Graham Reid | | 1 min read
Late on this album by the American pianist Craig Taborn and his quartet, they deliver a thoughtful version of Jamaican Farewell, not the song made famous by Harry Belafonte – that is Jamaica Farewell – but the wistful tune by Roscoe Mitchell which appeared on his '99 album Nine to Get Ready, also on the ECM label.
It's a fine tribute to Mitchell and follows two albums (Conversations I and Conversations II, both 2014) where the pianist joined that great exploratory jazz saxophonist and co-founder of the influential Art Ensemble of Chicago (who also recorded Jamaican Farwell).
But the quality of this interpretation lies in its thoughtful spaciousness, Chris Speed's weary clarinet playing and its reflective quality. Perhaps that is because Mitchell in now in his mid 70s.
What follows is the even more spare original Subtle Living Equations which, being played out for fewer than five minutes, has an almost holy minimalist quietude about it, with only the smallest of romantic lyrical flourishes in its first few minutes then becoming finely focused through increasing but gentle intensity.
The final piece Phantom Radio – which lives up to its title in its left-field ambience and subtle cosmic prog-jazz – moves in a very different direction with the group's drummer Dave King (also of the Bad Plus) on electronic percussion and behind Speed's long tenor lines, Chris Lightcap gets on electric bass and Taborn layers piano and electronics.
The final third of this album has enormous musical and emotional reach, that last track perhaps very appealing to those into jazz electronica and the music of German experimentalists of the Eighties.
But things here start very differently: The Shining One which opens proceedings is a jittery, angular piece on which Taborn and band bob between busy post-bop and crisscross free-leaning improvisation; Abandoned Reminder alludes to ballad form but eases towards a strangely cinematic evocation before pulling the listener back with a very memorable melody at the midpoint which becomes increasingly aggressive; and the title track is exactly as it says with an ethereal, world-weary spiritual quality into which Taborn injects somewhat disconcerting minor moods.

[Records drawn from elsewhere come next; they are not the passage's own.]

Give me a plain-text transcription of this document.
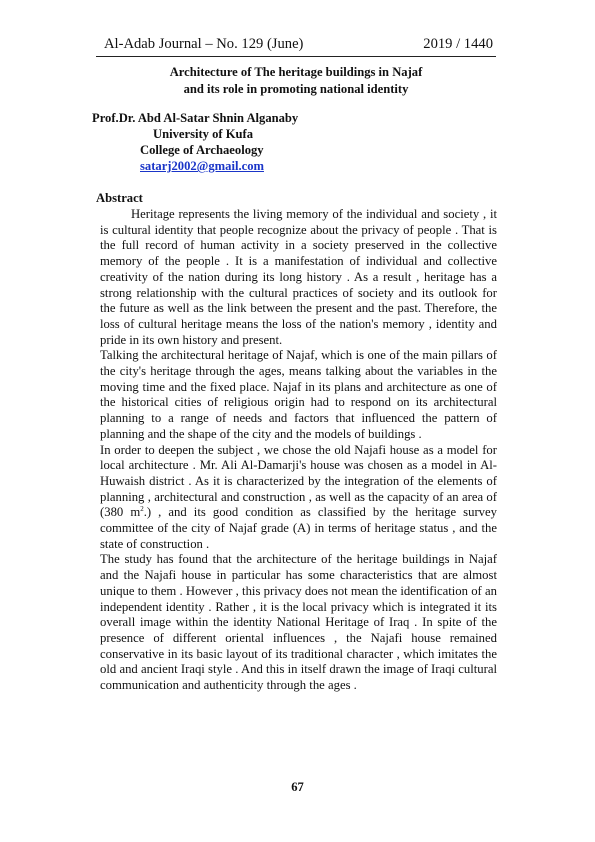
Al-Adab Journal – No. 129 (June)	2019 / 1440
Architecture of The heritage buildings in Najaf
and its role in promoting national identity
Prof.Dr. Abd Al-Satar Shnin Alganaby
University of Kufa
College of Archaeology
satarj2002@gmail.com
Abstract

Heritage represents the living memory of the individual and society , it is cultural identity that people recognize about the privacy of people . That is the full record of human activity in a society preserved in the collective memory of the people . It is a manifestation of individual and collective creativity of the nation during its long history . As a result , heritage has a strong relationship with the cultural practices of society and its outlook for the future as well as the link between the present and the past. Therefore, the loss of cultural heritage means the loss of the nation's memory , identity and pride in its own history and present.

Talking the architectural heritage of Najaf, which is one of the main pillars of the city's heritage through the ages, means talking about the variables in the moving time and the fixed place. Najaf in its plans and architecture as one of the historical cities of religious origin had to respond on its architectural planning to a range of needs and factors that influenced the pattern of planning and the shape of the city and the models of buildings .

In order to deepen the subject , we chose the old Najafi house as a model for local architecture . Mr. Ali Al-Damarji's house was chosen as a model in Al-Huwaish district . As it is characterized by the integration of the elements of planning , architectural and construction , as well as the capacity of an area of (380 $m^2$.) , and its good condition as classified by the heritage survey committee of the city of Najaf grade (A) in terms of heritage status , and the state of construction .

The study has found that the architecture of the heritage buildings in Najaf and the Najafi house in particular has some characteristics that are almost unique to them . However , this privacy does not mean the identification of an independent identity . Rather , it is the local privacy which is integrated it its overall image within the identity National Heritage of Iraq . In spite of the presence of different oriental influences , the Najafi house remained conservative in its basic layout of its traditional character , which imitates the old and ancient Iraqi style . And this in itself drawn the image of Iraqi cultural communication and authenticity through the ages .

67
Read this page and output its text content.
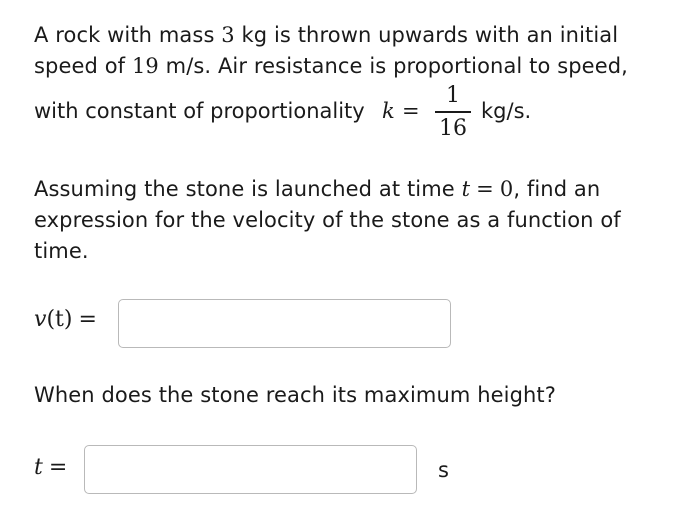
A rock with mass 3 kg is thrown upwards with an initial
speed of 19 m/s. Air resistance is proportional to speed,
with constant of proportionality k =
1
16
kg/s.
Assuming the stone is launched at time t = 0, find an expression for the velocity of the stone as a function of time.
v(t) =
When does the stone reach its maximum height?
t =	s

Right at the centre – after the briefly funky and lively, Caribbean-sounding New Glory – is the slow and mysteriously unpredictable The Great Silence followed by the eight minute-plus exploration of Ancient which grows organically as the players join Lightcap's opening acoustic bass part.
It's the sound of an integrated quartet confident in each other's company and prepared to risks, yet ironically given the broader context here it is the most conservative if not predictable.
The Taborn quartet stake out a lot of ground for themselves here but this album is programmed intelligently: It draws you in with its energy but then rewards as much with digressive and sometimes disarmingly meditative passages. Before flipping you again.
A fascinating album for those prepared to let it work its strange charms and challenges.
Chris P - Feb 21, 2017
Excellent album! Just as you could pick out just about any Blue Note album from the 60s and go down the rabbit hole of finding all the great albums that the personnel played on and led, you can do the same with the personnel on this Taborn album and be intensely rewarded.